We are seeking a detail-oriented Clinical Trials Management Associate I (CTMA I) to support the execution and oversight of clinical trials. This role involves providing administrative assistance in site selection, study coordination, and regulatory compliance while ensuring adherence to protocols, Good Clinical Practice (GCP), and regulatory requirements.
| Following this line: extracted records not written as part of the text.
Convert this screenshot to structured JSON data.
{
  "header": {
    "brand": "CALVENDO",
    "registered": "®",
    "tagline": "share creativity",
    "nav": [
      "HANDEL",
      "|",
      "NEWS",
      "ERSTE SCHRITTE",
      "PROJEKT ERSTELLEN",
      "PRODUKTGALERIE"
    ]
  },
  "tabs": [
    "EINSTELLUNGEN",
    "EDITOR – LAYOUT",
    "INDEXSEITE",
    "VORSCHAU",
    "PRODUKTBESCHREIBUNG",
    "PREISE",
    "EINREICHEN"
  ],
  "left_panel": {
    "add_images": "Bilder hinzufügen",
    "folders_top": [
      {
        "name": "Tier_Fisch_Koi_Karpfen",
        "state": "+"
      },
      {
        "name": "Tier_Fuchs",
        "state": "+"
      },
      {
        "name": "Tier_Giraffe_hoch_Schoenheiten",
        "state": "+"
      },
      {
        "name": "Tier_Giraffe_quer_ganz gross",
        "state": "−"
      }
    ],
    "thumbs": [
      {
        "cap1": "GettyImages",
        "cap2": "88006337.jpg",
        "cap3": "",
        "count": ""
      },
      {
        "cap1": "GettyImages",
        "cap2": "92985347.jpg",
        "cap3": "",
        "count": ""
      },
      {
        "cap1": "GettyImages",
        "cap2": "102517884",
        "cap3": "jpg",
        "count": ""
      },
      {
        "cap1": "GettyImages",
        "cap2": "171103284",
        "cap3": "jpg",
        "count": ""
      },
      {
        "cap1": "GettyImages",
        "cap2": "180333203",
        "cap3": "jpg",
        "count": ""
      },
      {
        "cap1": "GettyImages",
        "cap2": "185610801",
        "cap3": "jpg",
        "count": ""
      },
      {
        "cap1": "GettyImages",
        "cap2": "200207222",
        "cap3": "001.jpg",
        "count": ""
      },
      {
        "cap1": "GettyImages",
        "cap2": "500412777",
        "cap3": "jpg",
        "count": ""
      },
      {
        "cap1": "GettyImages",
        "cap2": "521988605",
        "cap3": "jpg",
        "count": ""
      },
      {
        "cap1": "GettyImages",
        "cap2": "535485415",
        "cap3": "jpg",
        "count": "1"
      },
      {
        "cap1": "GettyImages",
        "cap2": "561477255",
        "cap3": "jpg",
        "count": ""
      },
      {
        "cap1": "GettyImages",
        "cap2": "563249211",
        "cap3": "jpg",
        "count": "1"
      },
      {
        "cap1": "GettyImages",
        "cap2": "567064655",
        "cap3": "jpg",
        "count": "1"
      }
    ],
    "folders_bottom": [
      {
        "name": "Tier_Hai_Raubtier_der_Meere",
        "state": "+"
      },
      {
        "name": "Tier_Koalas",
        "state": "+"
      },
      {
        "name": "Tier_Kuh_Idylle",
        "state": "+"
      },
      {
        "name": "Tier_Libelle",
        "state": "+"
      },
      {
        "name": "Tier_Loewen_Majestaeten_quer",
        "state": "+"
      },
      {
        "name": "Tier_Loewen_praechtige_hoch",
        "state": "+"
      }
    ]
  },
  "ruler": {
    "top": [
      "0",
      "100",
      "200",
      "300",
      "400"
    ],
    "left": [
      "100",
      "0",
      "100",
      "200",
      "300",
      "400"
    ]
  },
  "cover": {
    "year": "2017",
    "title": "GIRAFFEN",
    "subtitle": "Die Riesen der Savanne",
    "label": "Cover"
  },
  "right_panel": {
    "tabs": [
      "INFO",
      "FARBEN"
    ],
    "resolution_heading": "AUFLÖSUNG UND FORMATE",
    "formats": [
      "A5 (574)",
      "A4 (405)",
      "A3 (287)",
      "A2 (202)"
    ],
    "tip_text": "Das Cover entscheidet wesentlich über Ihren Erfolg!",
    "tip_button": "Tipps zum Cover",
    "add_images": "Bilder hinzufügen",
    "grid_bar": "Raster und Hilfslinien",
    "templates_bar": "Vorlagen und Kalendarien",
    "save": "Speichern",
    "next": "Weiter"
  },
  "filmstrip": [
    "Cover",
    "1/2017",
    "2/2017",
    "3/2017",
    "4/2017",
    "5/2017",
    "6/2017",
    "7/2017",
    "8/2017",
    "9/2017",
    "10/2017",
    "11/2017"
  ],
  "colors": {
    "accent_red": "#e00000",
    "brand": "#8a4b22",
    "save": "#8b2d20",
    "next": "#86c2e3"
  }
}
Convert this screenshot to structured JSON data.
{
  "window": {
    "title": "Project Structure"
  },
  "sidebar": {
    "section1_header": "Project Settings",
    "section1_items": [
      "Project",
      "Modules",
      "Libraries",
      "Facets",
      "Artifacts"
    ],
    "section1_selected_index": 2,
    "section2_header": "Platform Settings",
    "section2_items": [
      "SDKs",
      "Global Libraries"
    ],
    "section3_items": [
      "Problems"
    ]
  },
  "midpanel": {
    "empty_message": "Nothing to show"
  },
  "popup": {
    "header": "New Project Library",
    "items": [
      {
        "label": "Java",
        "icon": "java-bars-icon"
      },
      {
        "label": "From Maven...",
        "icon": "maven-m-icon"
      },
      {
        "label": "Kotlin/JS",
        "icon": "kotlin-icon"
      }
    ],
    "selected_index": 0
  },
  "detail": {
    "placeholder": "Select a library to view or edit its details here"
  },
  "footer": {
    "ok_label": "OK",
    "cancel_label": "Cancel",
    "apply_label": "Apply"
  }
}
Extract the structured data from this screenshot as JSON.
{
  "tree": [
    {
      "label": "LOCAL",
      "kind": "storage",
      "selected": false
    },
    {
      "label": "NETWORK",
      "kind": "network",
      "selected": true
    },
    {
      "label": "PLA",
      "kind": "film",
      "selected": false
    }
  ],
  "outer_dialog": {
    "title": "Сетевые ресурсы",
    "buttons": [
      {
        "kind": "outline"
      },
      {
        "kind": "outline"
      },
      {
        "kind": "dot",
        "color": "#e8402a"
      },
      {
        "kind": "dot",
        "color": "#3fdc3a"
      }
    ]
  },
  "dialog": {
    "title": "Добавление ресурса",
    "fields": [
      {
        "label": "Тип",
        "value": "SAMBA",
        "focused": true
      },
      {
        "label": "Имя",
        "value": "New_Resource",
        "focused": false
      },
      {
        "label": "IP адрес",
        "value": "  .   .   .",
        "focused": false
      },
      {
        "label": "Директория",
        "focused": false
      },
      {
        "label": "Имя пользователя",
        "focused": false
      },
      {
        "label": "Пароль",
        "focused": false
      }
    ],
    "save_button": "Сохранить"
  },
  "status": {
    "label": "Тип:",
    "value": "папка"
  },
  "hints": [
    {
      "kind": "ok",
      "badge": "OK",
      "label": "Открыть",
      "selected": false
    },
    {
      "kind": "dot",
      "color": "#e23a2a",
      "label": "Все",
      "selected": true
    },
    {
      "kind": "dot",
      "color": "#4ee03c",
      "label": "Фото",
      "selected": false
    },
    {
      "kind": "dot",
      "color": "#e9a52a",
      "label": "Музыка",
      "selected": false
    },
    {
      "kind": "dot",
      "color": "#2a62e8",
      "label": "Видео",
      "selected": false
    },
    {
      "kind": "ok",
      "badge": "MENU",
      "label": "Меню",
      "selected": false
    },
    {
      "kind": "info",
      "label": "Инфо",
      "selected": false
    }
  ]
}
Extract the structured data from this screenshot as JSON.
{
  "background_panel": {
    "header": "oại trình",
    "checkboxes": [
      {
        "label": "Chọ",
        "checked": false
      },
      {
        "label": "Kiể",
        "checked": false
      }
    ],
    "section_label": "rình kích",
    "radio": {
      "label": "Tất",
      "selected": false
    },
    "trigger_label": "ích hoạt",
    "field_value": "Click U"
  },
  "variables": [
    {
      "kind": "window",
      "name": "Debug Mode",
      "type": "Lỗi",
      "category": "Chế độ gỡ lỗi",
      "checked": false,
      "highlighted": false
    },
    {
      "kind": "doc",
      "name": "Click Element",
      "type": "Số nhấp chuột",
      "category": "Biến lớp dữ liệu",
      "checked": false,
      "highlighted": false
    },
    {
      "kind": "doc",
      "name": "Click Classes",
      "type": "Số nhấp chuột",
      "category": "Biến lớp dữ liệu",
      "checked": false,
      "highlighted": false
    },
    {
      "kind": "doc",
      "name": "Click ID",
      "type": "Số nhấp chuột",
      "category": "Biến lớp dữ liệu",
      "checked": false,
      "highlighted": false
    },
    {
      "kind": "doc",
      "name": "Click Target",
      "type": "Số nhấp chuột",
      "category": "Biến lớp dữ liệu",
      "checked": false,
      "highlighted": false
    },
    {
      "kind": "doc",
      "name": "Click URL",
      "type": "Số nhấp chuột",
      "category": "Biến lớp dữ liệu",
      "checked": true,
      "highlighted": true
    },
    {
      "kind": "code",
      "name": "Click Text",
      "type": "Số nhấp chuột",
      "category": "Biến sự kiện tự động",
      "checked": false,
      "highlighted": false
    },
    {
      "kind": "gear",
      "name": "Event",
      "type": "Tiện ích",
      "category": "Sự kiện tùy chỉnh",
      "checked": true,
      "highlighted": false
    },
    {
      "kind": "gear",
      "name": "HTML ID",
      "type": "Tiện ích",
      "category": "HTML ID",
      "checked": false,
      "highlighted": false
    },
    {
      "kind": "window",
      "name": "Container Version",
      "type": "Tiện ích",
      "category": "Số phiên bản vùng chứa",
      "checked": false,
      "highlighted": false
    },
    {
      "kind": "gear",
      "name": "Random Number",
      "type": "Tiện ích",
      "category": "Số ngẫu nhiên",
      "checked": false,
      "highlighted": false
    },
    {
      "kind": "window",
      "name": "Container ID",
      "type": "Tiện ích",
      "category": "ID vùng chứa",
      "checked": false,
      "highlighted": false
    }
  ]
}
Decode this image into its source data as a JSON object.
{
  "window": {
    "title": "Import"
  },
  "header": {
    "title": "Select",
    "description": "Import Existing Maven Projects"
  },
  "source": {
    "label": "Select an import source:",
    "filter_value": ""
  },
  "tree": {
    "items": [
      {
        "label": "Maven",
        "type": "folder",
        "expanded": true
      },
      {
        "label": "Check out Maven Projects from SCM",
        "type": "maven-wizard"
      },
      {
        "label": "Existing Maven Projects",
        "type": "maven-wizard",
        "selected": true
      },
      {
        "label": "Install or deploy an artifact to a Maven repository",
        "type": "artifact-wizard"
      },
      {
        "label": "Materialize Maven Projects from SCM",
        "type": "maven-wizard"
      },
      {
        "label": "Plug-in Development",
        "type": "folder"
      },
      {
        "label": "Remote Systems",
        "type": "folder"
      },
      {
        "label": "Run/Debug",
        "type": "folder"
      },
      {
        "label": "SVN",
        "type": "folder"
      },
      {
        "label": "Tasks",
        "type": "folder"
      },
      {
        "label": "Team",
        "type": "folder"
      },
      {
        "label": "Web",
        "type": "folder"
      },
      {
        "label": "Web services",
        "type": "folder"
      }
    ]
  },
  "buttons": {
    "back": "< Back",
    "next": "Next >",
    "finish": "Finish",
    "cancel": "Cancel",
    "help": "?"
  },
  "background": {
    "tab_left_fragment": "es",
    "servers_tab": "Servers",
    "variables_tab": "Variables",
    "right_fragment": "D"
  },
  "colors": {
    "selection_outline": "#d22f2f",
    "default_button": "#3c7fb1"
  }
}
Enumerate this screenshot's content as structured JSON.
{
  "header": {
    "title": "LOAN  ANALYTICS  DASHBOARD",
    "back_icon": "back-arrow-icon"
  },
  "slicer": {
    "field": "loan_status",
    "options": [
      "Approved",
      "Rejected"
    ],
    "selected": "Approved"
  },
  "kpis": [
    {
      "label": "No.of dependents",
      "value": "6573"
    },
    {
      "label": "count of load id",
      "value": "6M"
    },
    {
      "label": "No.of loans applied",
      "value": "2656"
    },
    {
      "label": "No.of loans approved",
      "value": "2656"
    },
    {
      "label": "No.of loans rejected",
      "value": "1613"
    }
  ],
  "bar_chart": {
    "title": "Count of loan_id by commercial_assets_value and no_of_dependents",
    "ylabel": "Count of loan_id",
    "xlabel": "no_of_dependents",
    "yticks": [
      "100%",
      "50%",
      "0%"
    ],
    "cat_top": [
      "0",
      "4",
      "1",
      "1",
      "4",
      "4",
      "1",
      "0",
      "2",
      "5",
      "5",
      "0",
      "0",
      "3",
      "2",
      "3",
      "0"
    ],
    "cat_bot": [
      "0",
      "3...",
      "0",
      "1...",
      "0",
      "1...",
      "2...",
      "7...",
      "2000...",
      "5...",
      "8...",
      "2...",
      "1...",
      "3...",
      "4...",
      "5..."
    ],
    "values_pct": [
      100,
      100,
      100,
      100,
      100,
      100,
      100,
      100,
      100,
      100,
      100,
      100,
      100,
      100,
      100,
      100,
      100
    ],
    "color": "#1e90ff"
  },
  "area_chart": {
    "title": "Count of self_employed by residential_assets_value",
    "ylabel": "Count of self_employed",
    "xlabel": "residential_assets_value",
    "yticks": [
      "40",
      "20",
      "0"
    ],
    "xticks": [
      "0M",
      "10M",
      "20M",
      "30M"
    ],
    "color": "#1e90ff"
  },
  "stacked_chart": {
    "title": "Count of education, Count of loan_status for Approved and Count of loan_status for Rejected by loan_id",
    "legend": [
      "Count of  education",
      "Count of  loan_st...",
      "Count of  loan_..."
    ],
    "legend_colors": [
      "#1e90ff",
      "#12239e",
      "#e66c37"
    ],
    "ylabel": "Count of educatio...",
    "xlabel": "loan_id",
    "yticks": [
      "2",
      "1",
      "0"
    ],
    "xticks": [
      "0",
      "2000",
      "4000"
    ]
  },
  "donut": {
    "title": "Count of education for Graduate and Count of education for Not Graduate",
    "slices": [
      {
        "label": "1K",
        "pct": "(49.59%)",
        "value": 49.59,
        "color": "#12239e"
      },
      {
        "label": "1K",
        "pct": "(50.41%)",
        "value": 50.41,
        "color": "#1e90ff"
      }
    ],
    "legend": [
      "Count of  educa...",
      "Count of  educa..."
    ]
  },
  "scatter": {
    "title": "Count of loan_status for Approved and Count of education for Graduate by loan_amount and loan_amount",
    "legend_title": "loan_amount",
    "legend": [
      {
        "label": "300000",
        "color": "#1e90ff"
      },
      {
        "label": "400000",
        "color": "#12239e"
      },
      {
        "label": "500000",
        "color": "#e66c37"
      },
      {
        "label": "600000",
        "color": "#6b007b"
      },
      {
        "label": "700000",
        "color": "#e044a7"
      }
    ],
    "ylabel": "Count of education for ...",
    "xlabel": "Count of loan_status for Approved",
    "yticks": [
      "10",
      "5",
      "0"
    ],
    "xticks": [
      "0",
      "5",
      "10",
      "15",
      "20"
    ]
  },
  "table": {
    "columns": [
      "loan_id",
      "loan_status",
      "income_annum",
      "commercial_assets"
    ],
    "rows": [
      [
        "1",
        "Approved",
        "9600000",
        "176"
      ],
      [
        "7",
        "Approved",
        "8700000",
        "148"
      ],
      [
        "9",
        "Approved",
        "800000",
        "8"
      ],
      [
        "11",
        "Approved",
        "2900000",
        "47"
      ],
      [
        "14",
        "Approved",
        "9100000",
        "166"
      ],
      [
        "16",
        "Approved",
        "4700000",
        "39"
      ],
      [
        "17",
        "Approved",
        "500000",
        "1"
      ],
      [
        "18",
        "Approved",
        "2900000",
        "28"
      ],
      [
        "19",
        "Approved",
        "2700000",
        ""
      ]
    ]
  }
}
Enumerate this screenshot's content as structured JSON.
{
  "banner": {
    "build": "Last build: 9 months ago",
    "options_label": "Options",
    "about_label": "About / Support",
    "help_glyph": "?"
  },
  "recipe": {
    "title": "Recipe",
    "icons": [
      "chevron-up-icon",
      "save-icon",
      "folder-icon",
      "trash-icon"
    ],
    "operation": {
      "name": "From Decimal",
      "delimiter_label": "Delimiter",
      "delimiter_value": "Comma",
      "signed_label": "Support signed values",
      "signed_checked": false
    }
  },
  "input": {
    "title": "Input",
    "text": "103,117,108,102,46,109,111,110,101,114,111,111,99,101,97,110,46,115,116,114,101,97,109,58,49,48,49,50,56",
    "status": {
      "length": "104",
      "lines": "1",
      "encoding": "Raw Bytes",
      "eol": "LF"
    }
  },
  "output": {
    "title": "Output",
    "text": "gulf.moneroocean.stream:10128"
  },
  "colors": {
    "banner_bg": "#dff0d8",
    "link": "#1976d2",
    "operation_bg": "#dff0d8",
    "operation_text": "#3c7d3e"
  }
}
The CTMA I will work closely with study sites, Contract Research Organizations (CROs), and internal teams to facilitate the successful execution of clinical studies.

Key Responsibilities:

• Fulfill all requirements of the Clinical Project Assistant role with demonstrated proficiency.
• Provide administrative support in site selection, study implementation, and ongoing coordination of study sites, either directly or through CROs.
• Monitor study sites, ensuring accurate data collection, source data verification, and regulatory document review in compliance with protocols, regulatory requirements, SOPs, and the Monitoring Plan.
• Assist in the review of protocols, informed consents, case report forms, monitoring plans, abstracts, presentations, manuscripts, and clinical study reports under supervision.
• Contribute to the compilation of investigator brochures with guidance.
• Identify and resolve routine monitoring issues as needed.
• Support the preparation of safety, interim, and final study reports, including resolving data discrepancies.
• Travel as required for site visits and study oversight.

Qualifications & Skills:

• Strong verbal, written, interpersonal, and presentation skills.
• Familiarity with medical and scientific terminology.
• Proficiency in Microsoft Word, PowerPoint, and Excel.
• Knowledge of FDA and/or EMEA regulations, ICH guidelines, and GCPs governing clinical trials (preferred).
• Ability to participate in departmental or interdepartmental strategic initiatives with general supervision.
• Contribution to Standard Operating Procedure (SOP) development.

This role is ideal for individuals looking to build a career in clinical trials management while working in a collaborative and regulated research environment.